The children at the Sibu Agape Centre love meeting Dr Toh Teck Hock because he cares for them and treats them like his own. In many ways, the community-based centre embodies the good work that the paediatrician and his colleagues have put in to better the lives of special needs children in Sibu.
The centre houses the Lau King Howe Memorial Children Clinic and four NGOs – Association for Children with Special Needs Sibu, Sibu Autistic Association, Methodist Care Centre and Special Olympics Sarawak, Sibu Chapter.
It has been instrumental in raising awareness about disabilities and providing services for special needs children in Sibu since 2006.
Built on government land and funded by the community, the Agape Centre is a smart partnership with schools, the social welfare department and NGOs. It also offers home programmes and outreach services, and serves as a training centre for those working in special needs.

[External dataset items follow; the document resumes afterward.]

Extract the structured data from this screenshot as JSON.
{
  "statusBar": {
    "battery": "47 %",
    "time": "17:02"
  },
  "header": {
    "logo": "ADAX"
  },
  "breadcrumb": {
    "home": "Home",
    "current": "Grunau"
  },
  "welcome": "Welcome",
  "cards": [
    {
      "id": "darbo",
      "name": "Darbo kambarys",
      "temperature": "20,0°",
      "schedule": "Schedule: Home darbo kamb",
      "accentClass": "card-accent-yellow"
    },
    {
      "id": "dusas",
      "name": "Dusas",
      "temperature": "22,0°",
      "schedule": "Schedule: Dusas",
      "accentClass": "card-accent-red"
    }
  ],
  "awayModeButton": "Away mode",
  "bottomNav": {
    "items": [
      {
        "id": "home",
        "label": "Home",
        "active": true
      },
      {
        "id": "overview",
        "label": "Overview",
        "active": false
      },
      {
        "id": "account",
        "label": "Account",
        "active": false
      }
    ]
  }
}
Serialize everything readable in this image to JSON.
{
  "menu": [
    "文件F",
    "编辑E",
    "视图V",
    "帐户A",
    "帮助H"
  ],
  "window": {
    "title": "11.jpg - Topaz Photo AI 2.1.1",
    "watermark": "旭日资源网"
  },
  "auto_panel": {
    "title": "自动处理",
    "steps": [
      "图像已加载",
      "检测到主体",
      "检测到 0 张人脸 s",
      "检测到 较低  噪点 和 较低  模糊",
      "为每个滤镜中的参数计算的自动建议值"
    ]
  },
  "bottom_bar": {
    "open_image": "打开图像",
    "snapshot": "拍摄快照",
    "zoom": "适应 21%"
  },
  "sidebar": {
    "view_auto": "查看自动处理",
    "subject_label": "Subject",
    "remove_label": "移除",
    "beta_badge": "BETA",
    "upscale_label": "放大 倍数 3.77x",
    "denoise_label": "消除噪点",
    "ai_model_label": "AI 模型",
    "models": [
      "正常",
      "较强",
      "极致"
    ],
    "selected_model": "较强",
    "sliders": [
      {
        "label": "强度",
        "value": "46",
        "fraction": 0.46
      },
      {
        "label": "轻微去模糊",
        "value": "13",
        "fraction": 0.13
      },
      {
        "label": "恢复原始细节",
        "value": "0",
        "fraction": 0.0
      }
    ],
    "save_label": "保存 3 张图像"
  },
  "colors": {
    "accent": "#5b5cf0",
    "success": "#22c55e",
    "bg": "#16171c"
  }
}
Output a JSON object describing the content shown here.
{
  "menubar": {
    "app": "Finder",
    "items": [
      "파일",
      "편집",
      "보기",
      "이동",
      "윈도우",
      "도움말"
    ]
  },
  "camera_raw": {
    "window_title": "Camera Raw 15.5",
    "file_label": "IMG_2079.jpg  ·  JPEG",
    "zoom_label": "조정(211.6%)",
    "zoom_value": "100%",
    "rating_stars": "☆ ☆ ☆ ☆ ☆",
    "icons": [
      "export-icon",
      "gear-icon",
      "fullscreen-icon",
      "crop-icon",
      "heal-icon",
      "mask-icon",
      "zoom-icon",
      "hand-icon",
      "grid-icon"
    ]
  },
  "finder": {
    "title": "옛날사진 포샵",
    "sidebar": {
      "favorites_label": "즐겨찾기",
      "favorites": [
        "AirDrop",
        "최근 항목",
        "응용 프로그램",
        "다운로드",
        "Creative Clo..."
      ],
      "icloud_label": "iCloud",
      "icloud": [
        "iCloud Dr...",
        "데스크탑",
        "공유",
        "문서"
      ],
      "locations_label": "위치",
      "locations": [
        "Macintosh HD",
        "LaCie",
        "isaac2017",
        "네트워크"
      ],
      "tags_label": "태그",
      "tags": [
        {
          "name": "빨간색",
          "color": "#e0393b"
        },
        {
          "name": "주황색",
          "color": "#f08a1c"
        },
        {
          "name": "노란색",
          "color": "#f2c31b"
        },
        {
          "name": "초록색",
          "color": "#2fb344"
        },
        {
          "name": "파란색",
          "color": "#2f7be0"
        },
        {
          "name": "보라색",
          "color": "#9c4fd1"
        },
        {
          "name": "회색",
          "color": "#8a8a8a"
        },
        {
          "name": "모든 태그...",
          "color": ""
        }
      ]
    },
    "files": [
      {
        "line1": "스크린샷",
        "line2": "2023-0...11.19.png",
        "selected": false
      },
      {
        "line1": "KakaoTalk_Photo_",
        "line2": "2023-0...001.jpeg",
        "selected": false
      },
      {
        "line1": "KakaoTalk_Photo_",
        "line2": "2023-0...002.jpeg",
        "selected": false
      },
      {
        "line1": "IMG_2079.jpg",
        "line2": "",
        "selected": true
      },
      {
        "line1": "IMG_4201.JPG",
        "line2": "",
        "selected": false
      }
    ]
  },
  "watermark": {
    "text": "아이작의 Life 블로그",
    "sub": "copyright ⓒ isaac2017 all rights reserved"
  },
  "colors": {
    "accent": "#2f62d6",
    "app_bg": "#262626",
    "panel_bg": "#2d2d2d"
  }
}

Dr Toh, who worked in Britain, Singapore and Australia before returning to Sibu in 2004, has been instrumental in developing and shaping the community and state’s response to special needs education and care.
For the past 15 years, Dr Toh’s work has centred on inclusion, where all children learn together, even those with challenges, and are supported according to their strengths and weaknesses.
“Education is a means of acquiring knowledge and skills, and children need it for their future. Their future is also the country’s future. Every child is unique, they have different potentials,” asserts Dr Toh, 48, who received the Advocacy Award from the Special Education Network in Asia (Senia) last year, in recognition of his work in creating awareness and advocating for children and youth with disabilities in Asia.
“Inclusive education is also a fundamental right, and the basis for us to create a society and a country that is inclusive. The opposite is segregation, it creates differences, obstacles, disharmony.”
Beginning this year, the Education Ministry has adopted a zero-reject policy, making it compulsory for schools to accept all special needs students and prepare an individualised education plan for every child. Schools must also cater to special needs students by installing ramps and using classes on the ground floor.
As of last year, there are 83,598 special needs students registered at 34 special education schools, 2,343 schools with a Special Needs Integration Programme and 6,202 schools with an Inclusive Education Programme.
“Inclusive education means every child is recognised differently, we look at their strengths and weaknesses. We support them and let them achieve their maximum potential,” said Dr Toh, who is the National Early Childhood Intervention Council VP and the Association for Children with Special Needs Sibu honorary secretary.
In Sibu, the push for inclusive education has been quite successful, and it starts with advocating for an early intervention programme (EIP) to prepare special needs children for school, says Dr Toh.
There are six government primary schools, four Chinese primary schools and four secondary schools that implement inclusive education in Sibu and the government is encouraging all schools to follow suit.
“I am proud to say that 50% of children who do EIP ended up in the mainstream education system. SJK (C) Thai Kwang is the first Chinese school in the country in 2005 to accept these children and most Chinese schools in town are willing to accept them,” added Dr Toh, who said teacher training is crucial.
One of the Education Ministry’s key strategies in implementing the zero-reject policy is training preschool teachers on how to screen and identify developmental delays. In Sarawak, they also organise conferences to delve deeper into inclusive education, such as the recent Sarawak Conference on Inclusive Early Childhood Education.
“We do have many good teachers but they faced many unsupportive factors such as big classes, inadequate class time and too much curriculum to cover and unrealistic expectations.”
There is also a need to address worries about learning with special needs classmates.
“In inclusive education, children grow up together and accept other people’s weaknesses. You learn from others and are able to build yourself up. So children without special needs can also learn from them,” says Dr Toh, who received the Outstanding Young Malaysian Award in 2010 in the category of Contribution to Children, World Peace or Human Rights.
Inclusion of special needs children, however, is not confined to schools, says Dr Toh, for it is ultimately about society’s acceptance of the disabled.
“A society that is committed to inclusiveness starts from parents who accept their children who have difficulty in learning and development, and intervened early, to health professionals and educationists who are well trained to support them ... and, finally, a society that is willing to accept differences and allow inclusiveness, that is to learn and grow with these children, remove barriers, make services accessible not just in school but in the whole community.”
Society should not neglect those with physical disabilities and learning difficultie for they will grow up dependent, says Dr Toh, who estimates that they make up 15% to 20% of the population.
“Can you imagine if 20% of our society are depending on the 80% to feed them, to carry them from one place to another?” he says.
Hence, Dr Toh believes it’s imperative to train children with disabilities to be independent from young. “Detect special needs children early, and provide them quality early childhood intervention. School-ready children will then be able to learn better in an inclusive setting,” he says.
Over the years, special needs students in inclusion programmes have completed their secondary education and some have gone on to university. “This is the good outcome with our inclusive education. We will continue with our work to help children maximise their potential,” declares Dr Toh.